18 Aug 2012

Barclays Bankster Bobby D Damned... by Parliament

Bob Diamond, the former chief executive of Barclays, has been accused of misleading Parliament in an unusually strong attack by MPs investigating the Libor scandal
By : In words that are likely to make it difficult for Mr Diamond to hold a senior position in the UK again, the Treasury Select Committee said his evidence “lacked candour”, was “unforthcoming”, and “fell well short of the standard that Parliament expects”.
The criticism was made in a 121-page report into the interest rate rigging scandal that saw Barclays fined a record £290m earlier this year.
Among its wide-ranging conclusions were that Barclays operated for years with woefully inadequate controls, that senior staff at the bank should have taken action earlier, that the Financial Services Authority (FSA) failed in its duty as regulator to respond to rumours of rate-fixing, and that the Bank of England had been “naive” and “inactive”.
“Public trust in banks is at an all-time low,” Andrew Tyrie, chairman of the TSC, said. “Urgent improvements, both to the way banks are run and the way they are regulated, is needed if public and market confidence is to be restored.”
The decision to single out Mr Diamond will further damage the reputation of a man who once held sway over the City and pocketed one of its biggest annual pay cheques. Despite his attempt to win favour with the committee by giving up a £19.9m pay-off, MPs decided he had been “highly selective” with his evidence and described his version of events as “inconceivable”. 
Mr Diamond said he was disappointed and disagreed with the judgment. “I answered every question that was put to me to me truthfully, candidly and based on information available to me.
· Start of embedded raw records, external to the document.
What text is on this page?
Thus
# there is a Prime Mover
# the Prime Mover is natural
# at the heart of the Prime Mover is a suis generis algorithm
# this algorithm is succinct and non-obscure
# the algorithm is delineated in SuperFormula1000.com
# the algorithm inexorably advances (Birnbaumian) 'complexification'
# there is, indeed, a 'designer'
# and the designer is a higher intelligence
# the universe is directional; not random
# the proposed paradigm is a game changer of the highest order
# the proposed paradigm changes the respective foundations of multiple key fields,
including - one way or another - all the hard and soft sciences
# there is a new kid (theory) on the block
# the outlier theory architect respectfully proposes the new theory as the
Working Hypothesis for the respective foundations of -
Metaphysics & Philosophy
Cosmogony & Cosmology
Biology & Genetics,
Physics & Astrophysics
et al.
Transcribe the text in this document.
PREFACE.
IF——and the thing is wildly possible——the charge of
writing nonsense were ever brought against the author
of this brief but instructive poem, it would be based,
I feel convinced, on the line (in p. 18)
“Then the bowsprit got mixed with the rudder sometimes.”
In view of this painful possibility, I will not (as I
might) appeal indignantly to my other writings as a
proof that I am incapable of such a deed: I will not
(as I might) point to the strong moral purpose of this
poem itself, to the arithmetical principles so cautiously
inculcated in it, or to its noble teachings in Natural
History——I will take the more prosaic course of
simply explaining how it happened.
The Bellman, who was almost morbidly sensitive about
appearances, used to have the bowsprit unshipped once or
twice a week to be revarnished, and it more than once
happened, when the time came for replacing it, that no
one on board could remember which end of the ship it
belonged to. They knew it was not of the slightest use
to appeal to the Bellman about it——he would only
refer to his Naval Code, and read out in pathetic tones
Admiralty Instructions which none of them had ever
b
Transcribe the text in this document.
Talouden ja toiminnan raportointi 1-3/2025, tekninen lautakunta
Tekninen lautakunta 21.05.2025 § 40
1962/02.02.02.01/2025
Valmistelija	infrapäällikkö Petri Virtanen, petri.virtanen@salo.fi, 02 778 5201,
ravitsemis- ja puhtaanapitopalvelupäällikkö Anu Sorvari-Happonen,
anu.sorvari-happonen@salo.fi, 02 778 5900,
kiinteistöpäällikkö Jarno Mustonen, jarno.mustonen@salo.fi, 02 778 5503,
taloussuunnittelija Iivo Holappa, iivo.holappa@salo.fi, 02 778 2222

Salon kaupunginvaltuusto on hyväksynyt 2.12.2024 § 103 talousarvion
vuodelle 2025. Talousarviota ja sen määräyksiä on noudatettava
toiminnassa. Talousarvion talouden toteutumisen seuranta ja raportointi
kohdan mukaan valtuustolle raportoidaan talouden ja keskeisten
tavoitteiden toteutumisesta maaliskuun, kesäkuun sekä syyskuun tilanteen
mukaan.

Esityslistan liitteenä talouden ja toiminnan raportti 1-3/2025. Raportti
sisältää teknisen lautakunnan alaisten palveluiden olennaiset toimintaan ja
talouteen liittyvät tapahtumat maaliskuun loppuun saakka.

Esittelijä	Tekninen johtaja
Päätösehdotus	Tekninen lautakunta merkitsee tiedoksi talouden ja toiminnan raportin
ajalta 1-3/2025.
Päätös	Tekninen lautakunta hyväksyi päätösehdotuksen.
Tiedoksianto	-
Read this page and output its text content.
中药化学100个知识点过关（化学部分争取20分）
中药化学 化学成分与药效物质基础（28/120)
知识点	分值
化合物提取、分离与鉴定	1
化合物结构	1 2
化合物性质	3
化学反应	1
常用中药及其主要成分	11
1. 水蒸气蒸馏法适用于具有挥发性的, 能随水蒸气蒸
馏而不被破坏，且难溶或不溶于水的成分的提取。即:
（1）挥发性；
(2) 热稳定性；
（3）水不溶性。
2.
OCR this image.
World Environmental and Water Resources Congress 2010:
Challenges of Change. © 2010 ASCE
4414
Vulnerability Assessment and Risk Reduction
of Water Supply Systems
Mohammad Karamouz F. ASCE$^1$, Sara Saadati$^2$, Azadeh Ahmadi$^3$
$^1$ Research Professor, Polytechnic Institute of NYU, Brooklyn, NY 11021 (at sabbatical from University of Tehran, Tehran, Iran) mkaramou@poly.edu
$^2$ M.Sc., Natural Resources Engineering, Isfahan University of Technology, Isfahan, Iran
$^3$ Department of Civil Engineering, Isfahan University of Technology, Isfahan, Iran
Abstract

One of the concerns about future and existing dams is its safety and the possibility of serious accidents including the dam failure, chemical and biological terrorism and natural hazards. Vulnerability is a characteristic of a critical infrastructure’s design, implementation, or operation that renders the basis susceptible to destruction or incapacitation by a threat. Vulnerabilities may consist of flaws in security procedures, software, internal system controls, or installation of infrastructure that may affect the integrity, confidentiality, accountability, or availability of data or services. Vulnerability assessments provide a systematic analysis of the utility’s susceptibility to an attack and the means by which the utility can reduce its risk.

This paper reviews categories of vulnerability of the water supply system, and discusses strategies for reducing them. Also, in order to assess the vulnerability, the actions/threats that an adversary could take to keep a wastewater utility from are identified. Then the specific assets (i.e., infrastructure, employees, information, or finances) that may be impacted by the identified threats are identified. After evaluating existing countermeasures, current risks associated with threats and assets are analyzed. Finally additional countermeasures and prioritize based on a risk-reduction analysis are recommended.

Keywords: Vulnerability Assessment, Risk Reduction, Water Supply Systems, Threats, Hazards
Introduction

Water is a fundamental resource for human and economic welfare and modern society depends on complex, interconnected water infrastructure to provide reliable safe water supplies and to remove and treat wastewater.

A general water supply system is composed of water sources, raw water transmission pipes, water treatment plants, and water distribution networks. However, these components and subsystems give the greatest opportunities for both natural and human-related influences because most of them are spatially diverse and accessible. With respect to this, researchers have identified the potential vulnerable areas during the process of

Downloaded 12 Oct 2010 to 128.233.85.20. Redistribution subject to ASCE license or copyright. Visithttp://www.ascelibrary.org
I categorically refute any suggestion to the contrary,” he added.
The committee also criticised Jerry del Missier, Barclays’ former chief operating officer, who admitted instructing staff to rig Libor. MPs rejected his claim that, following a discussion with Mr Diamond, he believed the instruction had come directly from the Bank of England.
“Mr del Missier’s evidence... is not convincing. He would have known that falsifying Libor submissions was not permitted,” the report said. The TSC yesterday released new documents showing that the Libor submitter who was ordered to post a false rate responded to the request by saying it would be “breaking the rules”.
The TSC’s criticisms were not reserved solely to Barclays, which has already responded by replacing the chairman and promising to change the old culture of risk-taking and “pushing the limits”.
The committee attacked the FSA for failing “to appreciate the significance of rumours relating to the rigging of Libor”. The watchdog is conducting an investigation into its shortcomings, the findings of which the TSC said should be made public.
The Bank of England, too, came under scrutiny. “The evidence suggests that the Bank was aware of the incentive for banks to behave dishonestly, yet did not think that dishonesty was occurring. Nor did it appear to have asked the FSA to check,” the TSC said. “This suggests a naivety. They were certainly relatively inactive.”
MPs added that they were particularly “disappointed” with remarks made by Sir Mervyn King, the Governor, who could not see why traders rigged the rate by such small amounts. He should have known that even tiny moves could deliver large rewards, the report said. 

The handling of Mr Diamond’s exit was also “misjudged” by Sir Mervyn and the FSA. The Governor’s decision to intervene at the last minute was “difficult to justify”. Given the new powers the Bank will soon have, the TSC said the events underlined the need for stronger governance to ensure “authorities are unable to remove executives arbitrarily”.
A spokesman for the Treasury said: “The manipulation of key global rates has been another example of a culture of irresponsibility within banking, which the Government is determined to fix.”